Türkiye-Yunanistan’ın ulus-devlet inşa süreçlerinde kara ve deniz sınırlarının belirlenmesi büyük önem taşımıştır. 19. yüzyılın başından 20. yüzyılın ilk çeyreğine kadar süren bu dönem; savaşlar, işgaller, göçler ve nüfus mübadelesi gibi olaylarla şekillenmiştir. Lozan Barış Antlaşması (1923), bu sürecin nihai aşamasını oluşturmuş, sınırların belirlenmesinde temel prensipler belirlenmiştir. Örneğin, Meriç Nehri’nin en derin noktası sınır çizgisi olarak kabul edilmiştir. Yunanistan’a isimleri sayılarak devredilen adaların askersizleştirileceği kararlaştırılmıştır. Trakya sınırındaysa 30 km derinliğindeki topraklar karşılıklı olarak askersizleştirilmiştir. Oluşturulan komisyonlarla askersizleştirme düzenlemelerini gerçekleştirmiştir. Ayrıca (Türk-Yunan) Sınır Tespit Komisyonu, Trakya’da sınırın işaretlenmesi, olası anlaşmazlıkların çözümüyle görevlendirilmiş ve yetkilendirilmiştir. Komisyonun çalışmaları ağırlıklı olarak kara sınırlarıyla sınırlı kalmıştır. Çalışmada, Türkiye-Yunanistan kara, nehir ve deniz sınırlarının belirlenmesine odaklanılmıştır. Buna göre; kara sınırının belirlendiği, nehir sınırının 1926 Protoküyle belirlenmiş olsa da güncel sınırı yansıtmadığı, deniz egemenlik sınırlarınınsa belirlenmediği ileri sürülmektedir. 3 Kasım 1926 Atina Protokolü, sınır tespitinde temel referans olarak incelenmiştir. Protokolde, nehrin mevcut durumunun sınır belirlemede esas alınması, nehir yatağı değişse dahi sınırın değişmeyeceği ilkesi benimsenmiştir. Ayrıca, Meriç Nehri’nin Ege Denizi’ne ulaştığı nehir ağzında yan sınır için bir nirengi noktası belirlenmiştir. Lozan sonrası kurulan Sınır Tespit Komisyonu’nun çalışmaları, kara ve nehir sınırlarını kısmen düzenlese de deniz sınırları ve hava sahası konularıyla ilgilenmemiştir. Bu eksiklikler, taraflar arasında yeni düzenlemeleri gerektirmektedir.

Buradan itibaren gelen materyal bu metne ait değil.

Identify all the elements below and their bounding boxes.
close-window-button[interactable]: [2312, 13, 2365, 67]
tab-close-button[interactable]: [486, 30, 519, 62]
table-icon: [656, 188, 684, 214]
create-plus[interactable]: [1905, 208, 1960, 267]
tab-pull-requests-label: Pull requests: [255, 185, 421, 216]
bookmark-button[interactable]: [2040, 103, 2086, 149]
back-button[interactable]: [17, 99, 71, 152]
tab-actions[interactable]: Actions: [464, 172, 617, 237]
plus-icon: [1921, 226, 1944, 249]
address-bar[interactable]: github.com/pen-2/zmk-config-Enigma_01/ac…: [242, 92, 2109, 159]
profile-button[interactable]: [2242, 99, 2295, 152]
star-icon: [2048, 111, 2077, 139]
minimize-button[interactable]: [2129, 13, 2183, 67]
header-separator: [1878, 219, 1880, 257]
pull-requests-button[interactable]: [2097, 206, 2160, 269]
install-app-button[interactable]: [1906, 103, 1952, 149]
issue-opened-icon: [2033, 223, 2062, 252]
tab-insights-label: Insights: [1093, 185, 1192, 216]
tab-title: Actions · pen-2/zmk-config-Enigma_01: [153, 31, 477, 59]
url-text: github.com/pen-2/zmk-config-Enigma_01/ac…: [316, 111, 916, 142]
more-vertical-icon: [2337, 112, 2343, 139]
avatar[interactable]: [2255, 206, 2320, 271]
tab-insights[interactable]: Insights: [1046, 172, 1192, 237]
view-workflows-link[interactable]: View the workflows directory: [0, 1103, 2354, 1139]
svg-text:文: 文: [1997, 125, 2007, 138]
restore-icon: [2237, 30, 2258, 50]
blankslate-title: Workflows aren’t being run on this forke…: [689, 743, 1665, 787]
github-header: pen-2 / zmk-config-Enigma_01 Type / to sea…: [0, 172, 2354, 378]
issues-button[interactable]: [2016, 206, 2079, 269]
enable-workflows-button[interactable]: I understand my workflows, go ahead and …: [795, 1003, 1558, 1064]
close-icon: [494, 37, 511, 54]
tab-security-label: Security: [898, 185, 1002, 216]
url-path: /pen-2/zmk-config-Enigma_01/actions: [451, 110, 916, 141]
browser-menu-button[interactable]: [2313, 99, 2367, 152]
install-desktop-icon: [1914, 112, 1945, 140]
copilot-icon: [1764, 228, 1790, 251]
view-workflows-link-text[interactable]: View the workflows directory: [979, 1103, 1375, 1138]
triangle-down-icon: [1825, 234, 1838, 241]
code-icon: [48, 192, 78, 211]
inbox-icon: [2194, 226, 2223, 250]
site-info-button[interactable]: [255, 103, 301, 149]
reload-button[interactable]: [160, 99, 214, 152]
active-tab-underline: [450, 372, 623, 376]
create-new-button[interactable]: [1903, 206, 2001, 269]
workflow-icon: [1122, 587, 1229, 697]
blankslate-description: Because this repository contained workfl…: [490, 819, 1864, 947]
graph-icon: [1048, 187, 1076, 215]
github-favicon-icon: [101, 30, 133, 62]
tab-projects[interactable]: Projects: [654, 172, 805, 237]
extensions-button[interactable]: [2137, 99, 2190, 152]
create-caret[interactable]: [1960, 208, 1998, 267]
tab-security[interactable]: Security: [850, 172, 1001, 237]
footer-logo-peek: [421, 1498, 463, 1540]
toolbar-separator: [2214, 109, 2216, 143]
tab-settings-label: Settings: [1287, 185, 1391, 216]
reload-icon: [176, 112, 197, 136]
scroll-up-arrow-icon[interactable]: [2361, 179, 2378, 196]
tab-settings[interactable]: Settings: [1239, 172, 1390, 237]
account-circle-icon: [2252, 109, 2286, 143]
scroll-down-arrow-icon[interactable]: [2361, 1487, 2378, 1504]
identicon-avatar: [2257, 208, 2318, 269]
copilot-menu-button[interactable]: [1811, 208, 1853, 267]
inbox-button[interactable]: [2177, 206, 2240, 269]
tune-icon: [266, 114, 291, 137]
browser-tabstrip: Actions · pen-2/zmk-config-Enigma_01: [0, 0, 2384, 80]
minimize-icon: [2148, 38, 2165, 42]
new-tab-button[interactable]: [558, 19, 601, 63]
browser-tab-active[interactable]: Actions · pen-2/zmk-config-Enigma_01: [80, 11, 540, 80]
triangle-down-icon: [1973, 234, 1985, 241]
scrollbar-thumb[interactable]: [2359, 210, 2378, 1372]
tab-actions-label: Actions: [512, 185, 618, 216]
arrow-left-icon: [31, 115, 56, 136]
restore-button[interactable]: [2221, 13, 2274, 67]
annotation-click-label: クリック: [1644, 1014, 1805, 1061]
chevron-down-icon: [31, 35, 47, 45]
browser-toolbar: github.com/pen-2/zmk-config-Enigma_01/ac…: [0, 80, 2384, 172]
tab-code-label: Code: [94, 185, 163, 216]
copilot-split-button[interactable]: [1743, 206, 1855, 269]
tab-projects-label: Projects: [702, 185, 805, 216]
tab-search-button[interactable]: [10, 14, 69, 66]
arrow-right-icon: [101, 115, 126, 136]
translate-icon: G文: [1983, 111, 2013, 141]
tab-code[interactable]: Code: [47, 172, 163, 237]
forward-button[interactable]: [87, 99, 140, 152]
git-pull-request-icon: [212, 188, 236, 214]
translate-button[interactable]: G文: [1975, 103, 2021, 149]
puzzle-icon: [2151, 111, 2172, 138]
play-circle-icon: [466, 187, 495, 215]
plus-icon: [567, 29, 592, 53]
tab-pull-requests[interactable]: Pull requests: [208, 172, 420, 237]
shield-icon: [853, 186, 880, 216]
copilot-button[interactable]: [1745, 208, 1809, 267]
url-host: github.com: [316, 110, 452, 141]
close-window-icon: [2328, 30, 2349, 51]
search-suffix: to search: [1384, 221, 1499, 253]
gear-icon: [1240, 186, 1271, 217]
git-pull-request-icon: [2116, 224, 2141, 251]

Determining land and maritime borders has played a pivotal role in the nation-state-building processes of Türkiye and Greece. The Treaty of Lausanne in 1923 has marked critical principles for defining borders. The treaty also mandated the demilitarization of islands ceded to Greece and established a 30-km-deep strip of land on both sides in the Thrace border region to be mutually demilitarized. Commissions were set up to implement these demilitarization arrangements, including the Turkish-Greek Border Delimitation Commission, which was responsible for marking the border in Thrace and resolving potential disputes. However, the commission’s efforts were mainly confined to land borders. This study explores the determination of the land-river and sea borders between Türkiye and Greece, examining whether the maritime sovereignty borders were clearly defined and addressing any deficiencies. The Athens Protocol of November 3, 1926, emerged as a critical reference in the border delimitation process, asserting that the current state of the river should guide border determination and that the border remains unchanged even if the riverbed shifts. In conclusion, while the work of the Border Delimitation Commission established after Lausanne partially regulated land and river borders, it left maritime boundaries and airspace issues unaddressed.